After Michelle Telford fled her burning Essex home with five children, a grandchild and her dogs in tow, she had no idea what to do next – then the British Red Cross turned up. Here’s her story.
1. The fire
We were having breakfast in our pyjamas one Saturday morning when the electricity suddenly went off.
Then my eldest daughter called from upstairs that the plug behind my son’s bed was on fire. I hurried upstairs, saw the flames and thought: Oh, god!
While my daughter called the fire brigade, I got two of my little ones out of the bath, picked up my grandchild then took everyone outside. My 13-year-old son has special needs, and was so shocked that he just walked straight outside in his pyjamas.

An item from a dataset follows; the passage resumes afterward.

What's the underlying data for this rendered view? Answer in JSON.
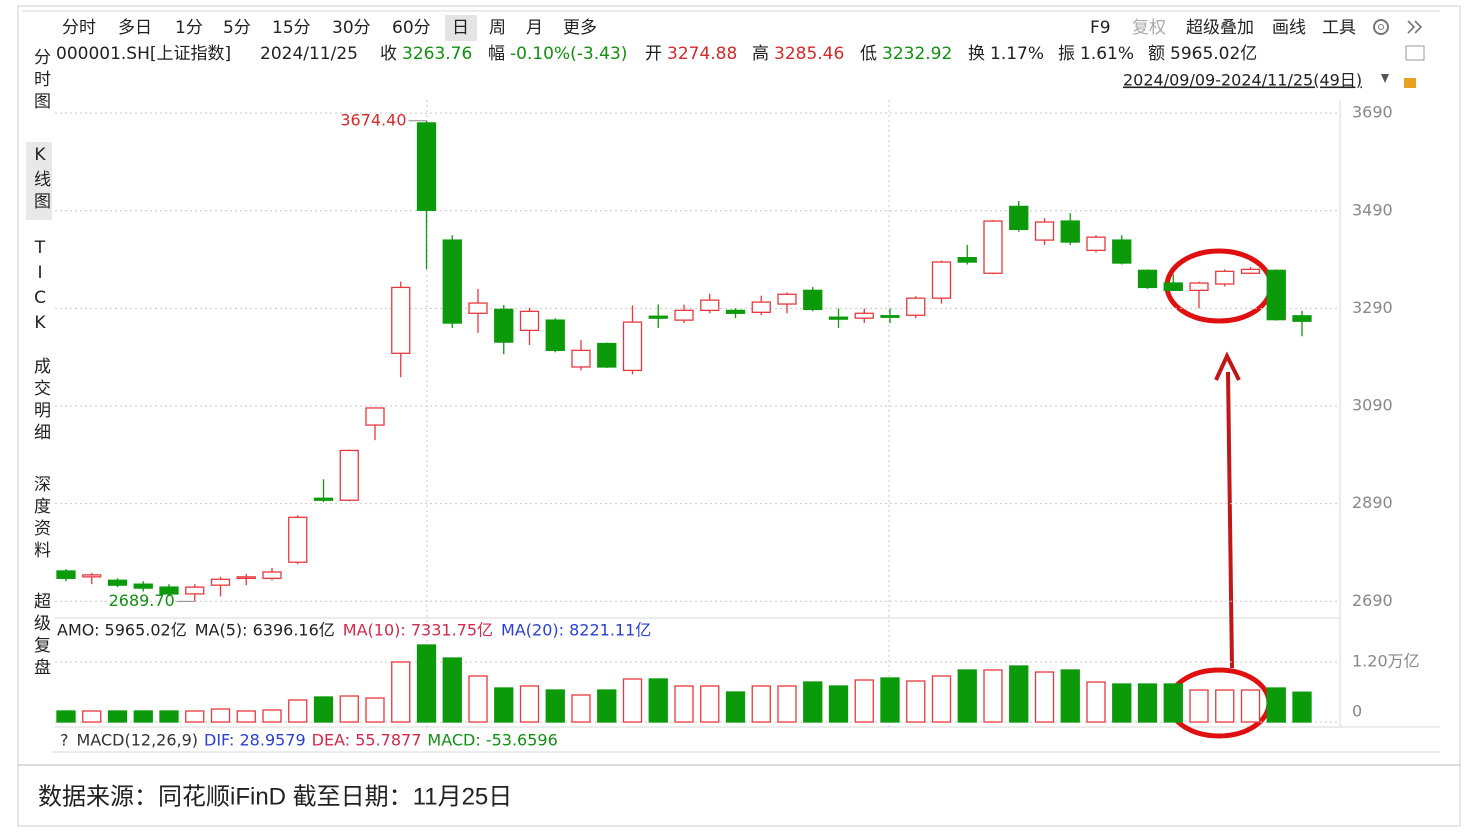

I put my dogs on leads and placed the two youngest children in the car, as I couldn’t think what else to do with them. Then we were all outside, just watching.
It was awful to see the black smoke billowing out of our house, and thinking about all the damage being done. By the time the fire brigade arrived, the upstairs was completely destroyed.
Nothing was left. All I had was the nightie and slippers I was wearing.
2. The response
The Red Cross’ fire and emergency support volunteers – Jackie and Pauline – arrived quickly, and they were lovely: really nice.
They invited us onto their vehicle, sat us all down and immediately made me a cup of tea. I started to think maybe things weren’t going to be as bad as I thought.
Then they really got busy. They gave us spare clothes to wear, handed out drinks to the children and started ringing around to find somewhere for the dogs to go.
They also found a B&B where we could stay for the weekend while longer-term accommodation was found.
I was so grateful because I wasn’t in a position to start doing any of that myself – I had no internet, my phone was dead and I couldn’t even think straight.
As I started to calm down, I realised I hadn’t cleaned my teeth – so the volunteers brought out a wash kit with a toothbrush. That alone was marvellous. All my stuff was burnt and I just wanted to do something normal.
They stayed for a good couple of hours until they knew we had somewhere to stay, and left me a list with some really useful contact numbers.
One of the volunteers was missing her grandson’s birthday party, and I tried to get her to go, but she refused to leave until everything was sorted!
3. The aftermath
The upstairs of our house had to be gutted and there was water damage downstairs, so we were in temporary digs for a while.
Now we’re back at home, and I’m so grateful to the Red Cross volunteers.
Without them, I wouldn’t have had anybody to rely on and I’m not sure what I’d have done. You just don’t ever expect to be in a situation like this.
I didn’t even know the fire and emergency support service existed before all this happened, but it’s a marvellous thing. In fact, I’m now keen to find out more about becoming a volunteer myself.
Since I know exactly what it’s like to lose your home in a fire, I’d like to help other people deal with what I’ve been through.